そんなステラを見てダニーは優しく微笑みながら言った。


そして、ステラは猫をダニーへと手渡してミシェルとジョシュアと共に宮殿内の大広間へと戻って言ったのだった。



その頃、、


大広間には皇帝、皇后、皇太子に挨拶を済ませたバスティンが一人お酒を飲んでいた。


(本当に昔からこの様な場は苦手だな。数年ぶりに任務を終えてこの国へ戻ってきたが周りの私に対する目は昔と何も変わらないな。どれだけこの国の為に戦ったとしても私のこの眼帯と左手の手袋、その下に隠された醜い痕、これがある限り私はこれから死ぬまで周りに屈辱を受ける様な目で見られながら過ごす事になるのだろうな。まぁ今更何も望まないがな)


バスティンはお酒を一口飲むと左手手で拳をつくりギュっと拳を握りしめながら考えていた。


(それにしても先程のあれは何だったのだろうか。いきなり木から人が落ちてきたかと思えば訳の分からない告白。それがまさか師匠の娘だったとは驚きだったがな。周りから冷徹だの人殺しだの色々と言われている私にあの様な事を言うなど私をからかっているのか?!だが師匠には申し訳ないがあれだけ冷たくはっきりと言ったのだから今後は私に近づく事はないだろう。私が去る時も俯いたままだったからな。あの様な事を言われて相当堪えたのだろうな)


バスティンはふと中庭で起きた事を考えていた。


(はぁ。やはりこういう場は居るだけで疲れるな。もう少ししたら帰るとしよう)


バスティンはため息を付きつつそんな事を考えていた。


(それにしても殿下の人気は凄いものだな。殿下の周りにはここの会場にいる全ての令嬢がいるといっても過言ではないな。殿下と私は見た目も中身も評判もすべてが正反対だな)

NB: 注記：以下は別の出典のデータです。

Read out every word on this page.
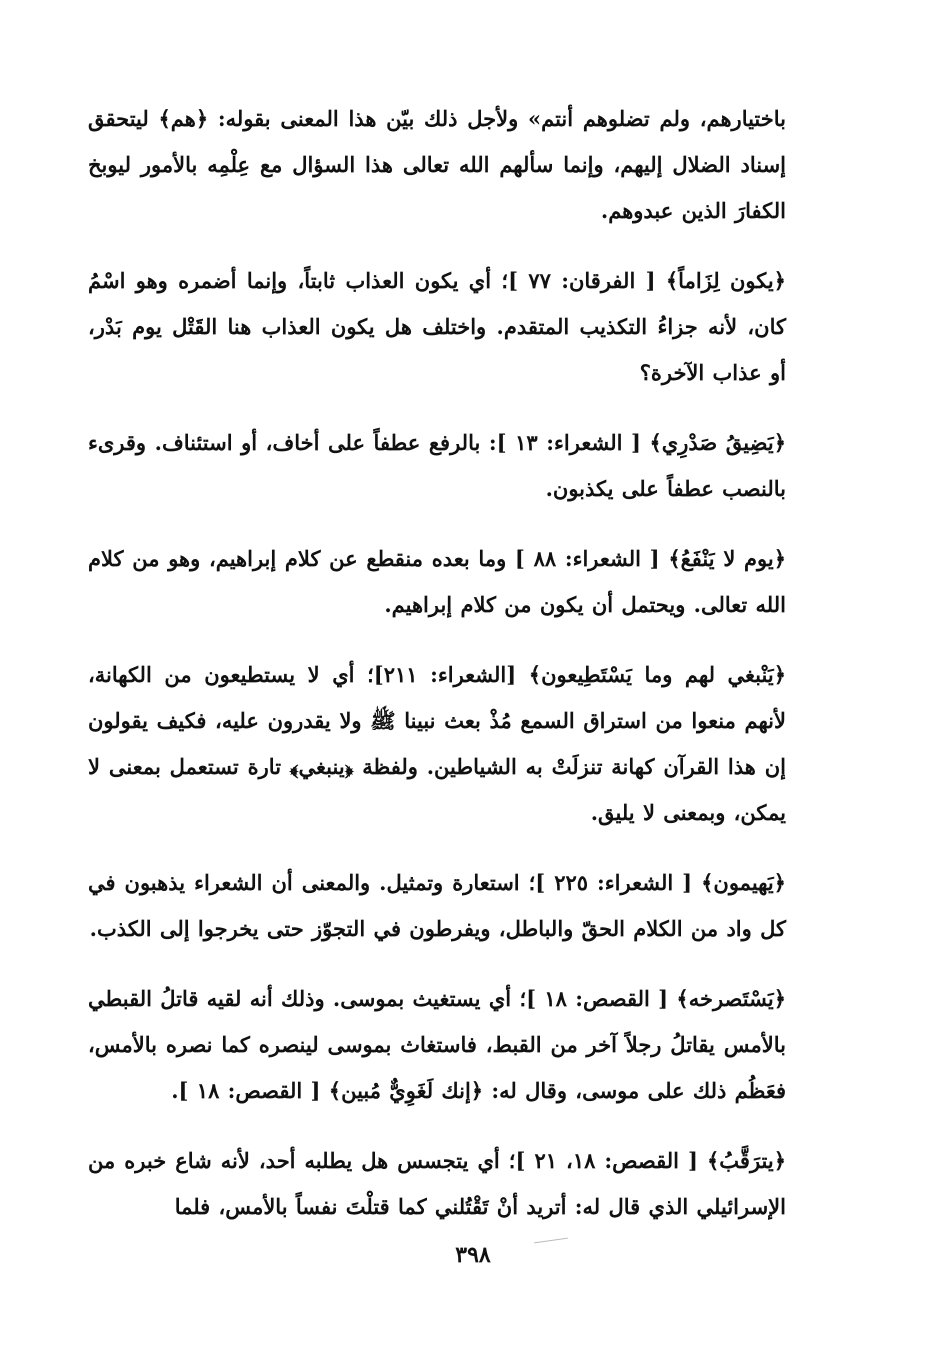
باختيارهم، ولم تضلوهم أنتم» ولأجل ذلك بيّن هذا المعنى بقوله: ﴿هم﴾ ليتحقق إسناد الضلال إليهم، وإنما سألهم الله تعالى هذا السؤال مع عِلْمِه بالأمور ليوبخ الكفارَ الذين عبدوهم.

﴿يكون لِزَاماً﴾ [ الفرقان: ٧٧ ]؛ أي يكون العذاب ثابتاً، وإنما أضمره وهو اسْمُ كان، لأنه جزاءُ التكذيب المتقدم. واختلف هل يكون العذاب هنا القَتْل يوم بَدْر، أو عذاب الآخرة؟

﴿يَضِيقُ صَدْرِي﴾ [ الشعراء: ١٣ ]: بالرفع عطفاً على أخاف، أو استئناف. وقرىء بالنصب عطفاً على يكذبون.

﴿يوم لا يَنْفَعُ﴾ [ الشعراء: ٨٨ ] وما بعده منقطع عن كلام إبراهيم، وهو من كلام الله تعالى. ويحتمل أن يكون من كلام إبراهيم.

﴿يَنْبغي لهم وما يَسْتَطِيعون﴾ [الشعراء: ٢١١]؛ أي لا يستطيعون من الكهانة، لأنهم منعوا من استراق السمع مُذْ بعث نبينا ﷺ ولا يقدرون عليه، فكيف يقولون إن هذا القرآن كهانة تنزلَتْ به الشياطين. ولفظة ﴿ينبغي﴾ تارة تستعمل بمعنى لا يمكن، وبمعنى لا يليق.

﴿يَهيمون﴾ [ الشعراء: ٢٢٥ ]؛ استعارة وتمثيل. والمعنى أن الشعراء يذهبون في كل واد من الكلام الحقّ والباطل، ويفرطون في التجوّز حتى يخرجوا إلى الكذب.

﴿يَسْتَصرخه﴾ [ القصص: ١٨ ]؛ أي يستغيث بموسى. وذلك أنه لقيه قاتلُ القبطي بالأمس يقاتلُ رجلاً آخر من القبط، فاستغاث بموسى لينصره كما نصره بالأمس، فعَظُم ذلك على موسى، وقال له: ﴿إنك لَغَوِيٌّ مُبين﴾ [ القصص: ١٨ ].

﴿يترَقَّبُ﴾ [ القصص: ١٨، ٢١ ]؛ أي يتجسس هل يطلبه أحد، لأنه شاع خبره من الإسرائيلي الذي قال له: أتريد أنْ تَقْتُلني كما قتلْتَ نفساً بالأمس، فلما

٣٩٨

バスティンは会場の真ん中で令嬢達に囲まれキラキラしているアーノルドを見てそんな事を考えていた。


バスティンがそんな事を考えている頃、、


ステラはミシェルとジョシュアと共に大広間に戻ってきていた。


ジョシュアとミシェルはそれぞれ話す相手がいた為ステラは一人になった。


「ステラ。今日はあなたの記念すべき社交デビューの日だからどなたかにダンスを申し込まれたらきちんとお応えするよ?」


(はぁ。お母様はあぁ言ってたけど気分乗らないわぁ。何で好きでもない相手とダンスを踊らないといけないわけ?こういう時本当に貴族って面倒だなぁって思うわ)

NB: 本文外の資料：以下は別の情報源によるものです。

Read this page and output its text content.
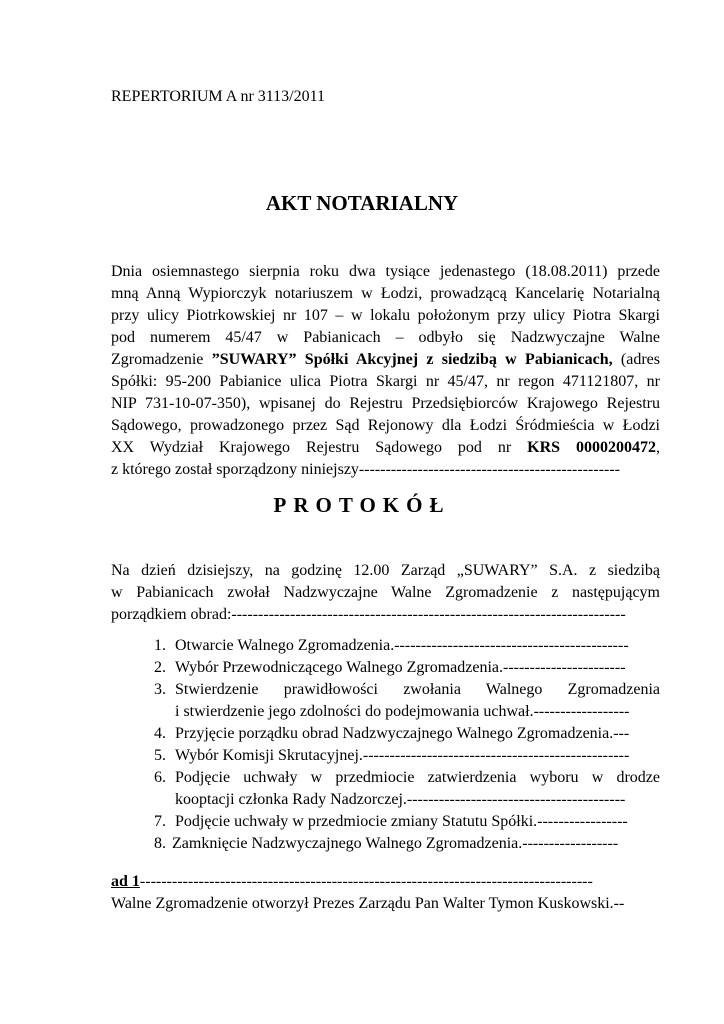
REPERTORIUM A nr 3113/2011
AKT NOTARIALNY
Dnia osiemnastego sierpnia roku dwa tysiące jedenastego (18.08.2011) przede
mną Anną Wypiorczyk notariuszem w Łodzi, prowadzącą Kancelarię Notarialną
przy ulicy Piotrkowskiej nr 107 – w lokalu położonym przy ulicy Piotra Skargi
pod numerem 45/47 w Pabianicach – odbyło się Nadzwyczajne Walne
Zgromadzenie ”SUWARY” Spółki Akcyjnej z siedzibą w Pabianicach, (adres
Spółki: 95-200 Pabianice ulica Piotra Skargi nr 45/47, nr regon 471121807, nr
NIP 731-10-07-350), wpisanej do Rejestru Przedsiębiorców Krajowego Rejestru
Sądowego, prowadzonego przez Sąd Rejonowy dla Łodzi Śródmieścia w Łodzi
XX Wydział Krajowego Rejestru Sądowego pod nr KRS 0000200472,
z którego został sporządzony niniejszy-------------------------------------------------
PROTOKÓŁ
Na dzień dzisiejszy, na godzinę 12.00 Zarząd „SUWARY” S.A. z siedzibą
w Pabianicach zwołał Nadzwyczajne Walne Zgromadzenie z następującym
porządkiem obrad:--------------------------------------------------------------------------
1. Otwarcie Walnego Zgromadzenia.--------------------------------------------
2. Wybór Przewodniczącego Walnego Zgromadzenia.-----------------------
3. Stwierdzenie prawidłowości zwołania Walnego Zgromadzenia
i stwierdzenie jego zdolności do podejmowania uchwał.------------------
4. Przyjęcie porządku obrad Nadzwyczajnego Walnego Zgromadzenia.---
5. Wybór Komisji Skrutacyjnej.--------------------------------------------------
6. Podjęcie uchwały w przedmiocie zatwierdzenia wyboru w drodze
kooptacji członka Rady Nadzorczej.-----------------------------------------
7. Podjęcie uchwały w przedmiocie zmiany Statutu Spółki.-----------------
8. Zamknięcie Nadzwyczajnego Walnego Zgromadzenia.------------------
ad 1-------------------------------------------------------------------------------------
Walne Zgromadzenie otworzył Prezes Zarządu Pan Walter Tymon Kuskowski.--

ステラは少し前にミシェルから言われた事を思い出して憂鬱に考えていた。


(そんな事よりバスティンよ。さっきはついつい勢いと感情の溢れ出しであんな事言ってしまってバスティンにあんな事言われたけどあんな事を言われたからって諦めるレベルの想いじゃないのよ。私のバスティンに対する気持ちは!)


ステラは中庭での出来事を思い出しつつ考えていた。


(前世の時からずっとバスティンを幸せにしてあげたいと思ってたのにこんなところで引き下がるなんて出来るわけないもんね!この世界に転生した以上絶対バスティンを私が幸せにするっていう気持ちは変わらない訳だしね!ただここで問題なのが前世での私は年齢=彼氏いない歴だったから正直どんな風にバスティンへ私の気持ちを伝えたらいいのかわからないんだよね)


ステラは少し頭を抱えて悩みながら考えていた。


(ん〜。ん〜。ん〜〜〜。あぁもぉ!考えてもよく分からんないや。こうなったらバスティンに私の気持ちが伝わるまでとにかく諦めず行動するのみね!)

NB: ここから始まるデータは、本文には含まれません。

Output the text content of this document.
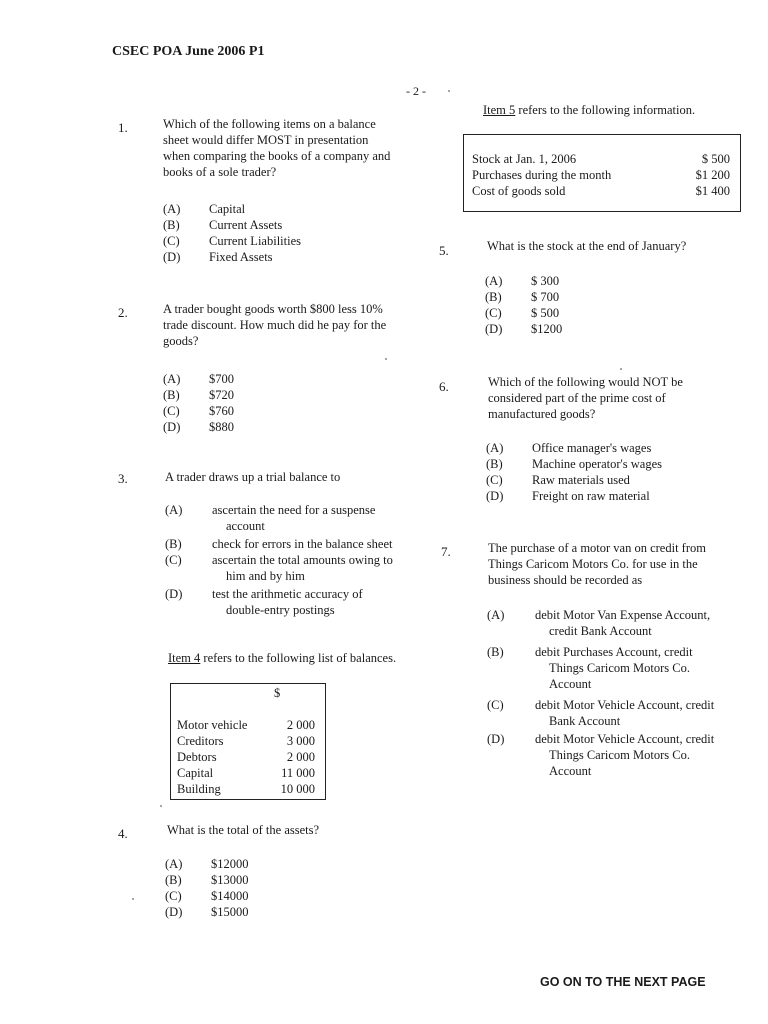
CSEC POA June 2006 P1
- 2 -
1.	Which of the following items on a balance
sheet would differ MOST in presentation
when comparing the books of a company and
books of a sole trader?
(A) Capital
(B) Current Assets
(C) Current Liabilities
(D) Fixed Assets
2.	A trader bought goods worth $800 less 10%
trade discount. How much did he pay for the
goods?
(A) $700
(B) $720
(C) $760
(D) $880
3.	A trader draws up a trial balance to
(A) ascertain the need for a suspense
account
(B) check for errors in the balance sheet
(C) ascertain the total amounts owing to
him and by him
(D) test the arithmetic accuracy of
double-entry postings
Item 4 refers to the following list of balances.
$
Motor vehicle	2 000
Creditors	3 000
Debtors	2 000
Capital	11 000
Building	10 000
4.	What is the total of the assets?
(A) $12000
(B) $13000
(C) $14000
(D) $15000
Item 5 refers to the following information.
Stock at Jan. 1, 2006	$ 500
Purchases during the month	$1 200
Cost of goods sold	$1 400
5.	What is the stock at the end of January?
(A) $ 300
(B) $ 700
(C) $ 500
(D) $1200
6.	Which of the following would NOT be
considered part of the prime cost of
manufactured goods?
(A) Office manager's wages
(B) Machine operator's wages
(C) Raw materials used
(D) Freight on raw material
7.	The purchase of a motor van on credit from
Things Caricom Motors Co. for use in the
business should be recorded as
(A) debit Motor Van Expense Account,
credit Bank Account
(B)	debit Purchases Account, credit
Things Caricom Motors Co.
Account
(C)	debit Motor Vehicle Account, credit
Bank Account
(D) debit Motor Vehicle Account, credit
Things Caricom Motors Co.
Account
GO ON TO THE NEXT PAGE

ステラは色々と悩みながら頭がパンクしそうになりつつ考えた末に結論が出た。


(が、まずはどうしたらいいんだろう)


結論が出た矢先からステラはまた頭を悩ませた。


その時、、


令嬢達に囲まれているアーノルドが目に入った。


(あ〜アーノルドったらすごい人気だね。さすがキラキラ主人公だけあるよね。オンラブの中のステラもあの群れの中にいたんだったよね。そしてどの令嬢よりも一番先にアーノルドにダンスを申し込まれて最高の気分で社交デビューを飾ったんだよね。その頃は先に起こる事態なんてステラは知りもしなかったんだもんね)


ステラはアーノルドを見ながら小説の内容を思い出して考えていた。


(でも今のステラ私はアーノルドとダンスだなんて考えられないんだけどね。せっかくの記念すべき社交デビューのダンスの相手が腹黒ペテン師野郎なんて願い下げよ)


ステラはアーノルドを嫌悪するかの様な表情で考えていた。


(はぁダンスか。私がダンスを踊りたいのはただ一人バスティンだけなんだよね。でもバスティンが私をダンスに誘ってくれるなんてある訳がないしな)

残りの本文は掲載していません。